Batam (gokepri.com) – Permasalahan terkait lahan perumahan di Batam kembali terjadi di Batam. Dari yang awalnya legal, tiba-tiba berubah menjadi ilegal.
Kasus tersebut terjadi di Perumahan Arira Garden, Kelurahan Batu Besar Kecamatan Nongsa. Dimana sebanyak 371 rumah tiba-tiba dinyatakan masuk dalam kawasan hutan lindung.
Ketua RT002, Perumahan Arira Garden Hagusfu mengatakan awalnya tidak ada masalah terkait legalitas. Sejak tahun 2005 hingga awal 2020 semua urusan lancar.
Termasuk urusan Kredit Kepemilikan Rumah (KPR) dan hal lainnya, berjalan tidak ada kendala. Permasalahan baru muncul sekitar Juni 2020, saat itu tiba-tiba ada terkendala proses di bank.
“Jadi warga mulai resah, dari yang awalnya baik-baik saja tiba-tiba kok jadi bermasalah,” kata Hagusfu, Kamis 10 Maret 2022.
Kemudian, pihaknya bersama warga lainnya pun langsung mendatangi developer untuk mempertanyakan terkait perubahan status lahan tersebut menjadi hutan lindung.
“Pihak developer berjanji juga akan membantu warga menyelesaikan masalah ini. Karena mereka menyatakan semua legalitas dari awal memang tidak ada masalah,” ujarnya.
Ade warga Perumahan Arira Garden mengatakan dirinya membeli rumah tersebut sejak tahun tahun 2011 dengan KPR. Kemudian sudah lunas pada tahun 2018 lalu dan bahkan sudah memegang sertifikat.
Karena itu, dirinya mengaku bingung dari yang awalnya tidak ada masalah legalitasnya dan bahkan sudah ada sertifikat yang sah, kemudian dinyatakan sebagai kawasan hutan lindung.
“Awalnya semua, sekitar 800 rumah yang dinyatakan sebagai kawasan hutan lindung.
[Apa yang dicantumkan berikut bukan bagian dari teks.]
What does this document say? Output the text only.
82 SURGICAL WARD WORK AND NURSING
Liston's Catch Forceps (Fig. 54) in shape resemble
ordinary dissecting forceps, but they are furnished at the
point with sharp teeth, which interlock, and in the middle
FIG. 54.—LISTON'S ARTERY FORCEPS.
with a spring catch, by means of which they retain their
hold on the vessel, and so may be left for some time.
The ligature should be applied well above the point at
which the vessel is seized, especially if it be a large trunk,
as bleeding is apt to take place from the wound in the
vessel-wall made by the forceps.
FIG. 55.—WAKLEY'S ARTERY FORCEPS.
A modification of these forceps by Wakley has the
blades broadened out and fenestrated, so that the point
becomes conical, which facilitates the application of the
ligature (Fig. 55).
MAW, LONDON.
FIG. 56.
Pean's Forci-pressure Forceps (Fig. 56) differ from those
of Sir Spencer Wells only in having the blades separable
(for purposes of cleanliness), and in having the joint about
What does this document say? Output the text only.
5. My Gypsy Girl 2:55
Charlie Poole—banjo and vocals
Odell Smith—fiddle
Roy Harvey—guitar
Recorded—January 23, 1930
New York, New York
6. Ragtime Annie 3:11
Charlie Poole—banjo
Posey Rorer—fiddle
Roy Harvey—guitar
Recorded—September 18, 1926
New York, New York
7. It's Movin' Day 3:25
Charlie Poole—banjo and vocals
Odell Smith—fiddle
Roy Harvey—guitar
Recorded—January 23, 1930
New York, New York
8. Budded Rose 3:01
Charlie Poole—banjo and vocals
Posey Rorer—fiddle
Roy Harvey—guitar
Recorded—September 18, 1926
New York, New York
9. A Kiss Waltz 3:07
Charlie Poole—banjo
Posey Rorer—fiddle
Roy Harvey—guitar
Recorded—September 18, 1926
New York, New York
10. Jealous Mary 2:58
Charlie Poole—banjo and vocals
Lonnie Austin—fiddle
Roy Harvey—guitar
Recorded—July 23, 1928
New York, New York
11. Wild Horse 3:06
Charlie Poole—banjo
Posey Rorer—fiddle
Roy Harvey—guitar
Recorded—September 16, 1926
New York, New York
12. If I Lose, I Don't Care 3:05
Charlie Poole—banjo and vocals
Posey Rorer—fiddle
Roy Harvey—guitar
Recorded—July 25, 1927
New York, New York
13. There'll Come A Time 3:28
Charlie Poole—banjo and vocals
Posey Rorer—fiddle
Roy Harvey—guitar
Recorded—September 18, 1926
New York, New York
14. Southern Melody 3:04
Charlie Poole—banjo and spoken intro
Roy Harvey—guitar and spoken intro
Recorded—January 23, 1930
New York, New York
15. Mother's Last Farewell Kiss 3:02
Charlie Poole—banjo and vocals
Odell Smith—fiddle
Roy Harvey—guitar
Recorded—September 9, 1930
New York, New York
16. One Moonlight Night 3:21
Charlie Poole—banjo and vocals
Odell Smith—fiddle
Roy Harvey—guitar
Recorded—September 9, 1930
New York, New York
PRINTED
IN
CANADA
Tapi seiring berjalannya waktu tinggal 371 rumah,” kata Ade.
Pihaknya berharap pemerintah dan pihak terkait lainnya dapat membantu masyarakat Perumahan Arira Garden untuk menyelesaikan permasalahan ini.
“Kami tidak tahu siapa yang salah, dari Pemda atau Pemerintah Pusat sana.,” ujarnya.